Le dernier Conseil des ministres a accouché d’un projet de loi extrêmement important puisqu’il définit clairement qui, du roi ou du Chef de gouvernement, nommera les patrons des principaux offices qui dirigent le pays. Le texte, qui franchira sous peu l’étape du parlement, renseigne sur la répartition très inégale des pouvoirs et l’état de non–démocratie où l’on vit. Il reproduit l’esprit de la nouvelle Constitution, titubant entre l’image d’une avancée démocratique et la réalité d’un maquillage démocratique. En gros, le roi garde la main, via le Conseil des ministres qu’il préside, sur la majorité des enseignes publiques. Cela va du ciel (RAM, ONDA) à la mer (Marsa Maroc, Tanger Med), en passant par la banque (CIH, Crédit agricole, Banque populaire, sans parler de la CDG, “banque” indispensable à toute politique de développement au Maroc), les phosphates (OCP), les médias (SNRT, MAP), etc. Les patrons de 39 établissements dits stratégiques (et ils le sont) continueront d’être nommés par dahir et d’appliquer, de facto, la politique royale puisque c’est au roi qu’il devront rendre des comptes. En ajoutant l’armée, la police, les services de sécurité, la diplomatie de terrain (ambassadeurs), la haute magistrature, la politique monétaire du pays (Bank Al-Maghrib), la régulation des télécoms (ANRT), le contrôle de l’interrelation finances publiques-recours judiciaire (Cour des comptes), etc., le diagnostic est on ne peut plus clair : le roi garde la mainmise sur l’essentiel des centres de décision. Le pouvoir, c’est lui, complètement lui, et c’est plus vrai que jamais.

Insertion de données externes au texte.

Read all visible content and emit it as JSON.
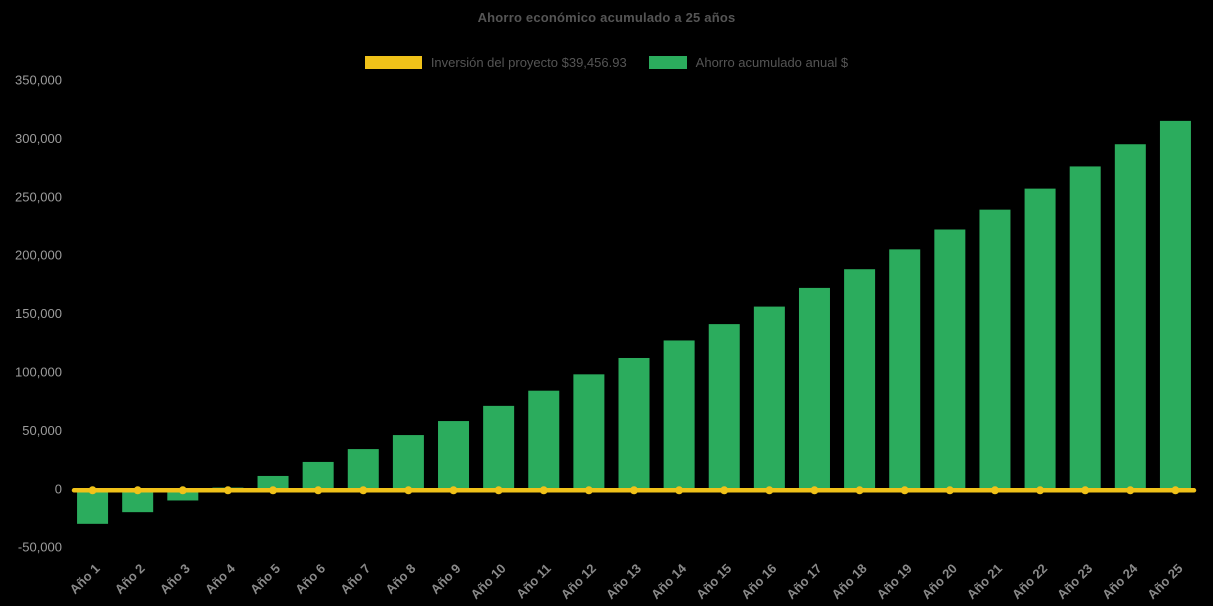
{
  "page": {
    "background": "#000000"
  },
  "chart_data": {
    "type": "bar",
    "title": "Ahorro económico acumulado a 25 años",
    "xlabel": "",
    "ylabel": "",
    "ylim": [
      -50000,
      350000
    ],
    "ytick_step": 50000,
    "grid": false,
    "legend_position": "top-center",
    "categories": [
      "Año 1",
      "Año 2",
      "Año 3",
      "Año 4",
      "Año 5",
      "Año 6",
      "Año 7",
      "Año 8",
      "Año 9",
      "Año 10",
      "Año 11",
      "Año 12",
      "Año 13",
      "Año 14",
      "Año 15",
      "Año 16",
      "Año 17",
      "Año 18",
      "Año 19",
      "Año 20",
      "Año 21",
      "Año 22",
      "Año 23",
      "Año 24",
      "Año 25"
    ],
    "series": [
      {
        "name": "Inversión del proyecto $39,456.93",
        "type": "line",
        "color": "#f0c219",
        "value": 0
      },
      {
        "name": "Ahorro acumulado anual $",
        "type": "bar",
        "color": "#2bac5d",
        "values": [
          -30000,
          -20000,
          -10000,
          1000,
          11000,
          23000,
          34000,
          46000,
          58000,
          71000,
          84000,
          98000,
          112000,
          127000,
          141000,
          156000,
          172000,
          188000,
          205000,
          222000,
          239000,
          257000,
          276000,
          295000,
          315000
        ]
      }
    ]
  }
}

Le plus intéressant, finalement, est d’examiner les enseignes sur lesquelles le roi donne l’impression d’avoir lâché du lest puisque leurs patrons pourront être nommés par le Chef de gouvernement. Les compartiments auxquels les islamistes seront plus ou moins associés sont essentiellement de nature financière (Office des changes, CDVM), sociale (Centres hospitaliers, CMR, Entraide nationale), commerciale (Maroc Export, CRI), éducationnelle (Académies régionales), ou culturelle (CCM). La maigre parcelle de pouvoir cédée ou, plus exactement, partagée avec le gouvernement a été savamment dosée par le cabinet royal. Elle est calculée de manière à mettre les islamistes à l’épreuve : la plupart des enseignes “partagées” sont des chantiers où beaucoup reste à faire. À leur damer le pion et noyer leur pouvoir d’action : “il” garde la télévision et les médias publics, “ils” récupèrent en contrepartie le cinéma, “il” cède la CMR mais garde la CNSS, “il” lâche le monde agricole en gardant la mainmise sur le Crédit agricole. À leur offrir au passage un minimum de visibilité : “ils” prennent le cinéma, donc, mais aussi l’éducation et la santé, autant de secteurs surexposés et à fort potentiel populaire. Voire à tirer profit de leur fraîcheur, de leur image encore immaculée et de leur capacité de travail : Centres d’investissement, tourisme, finance.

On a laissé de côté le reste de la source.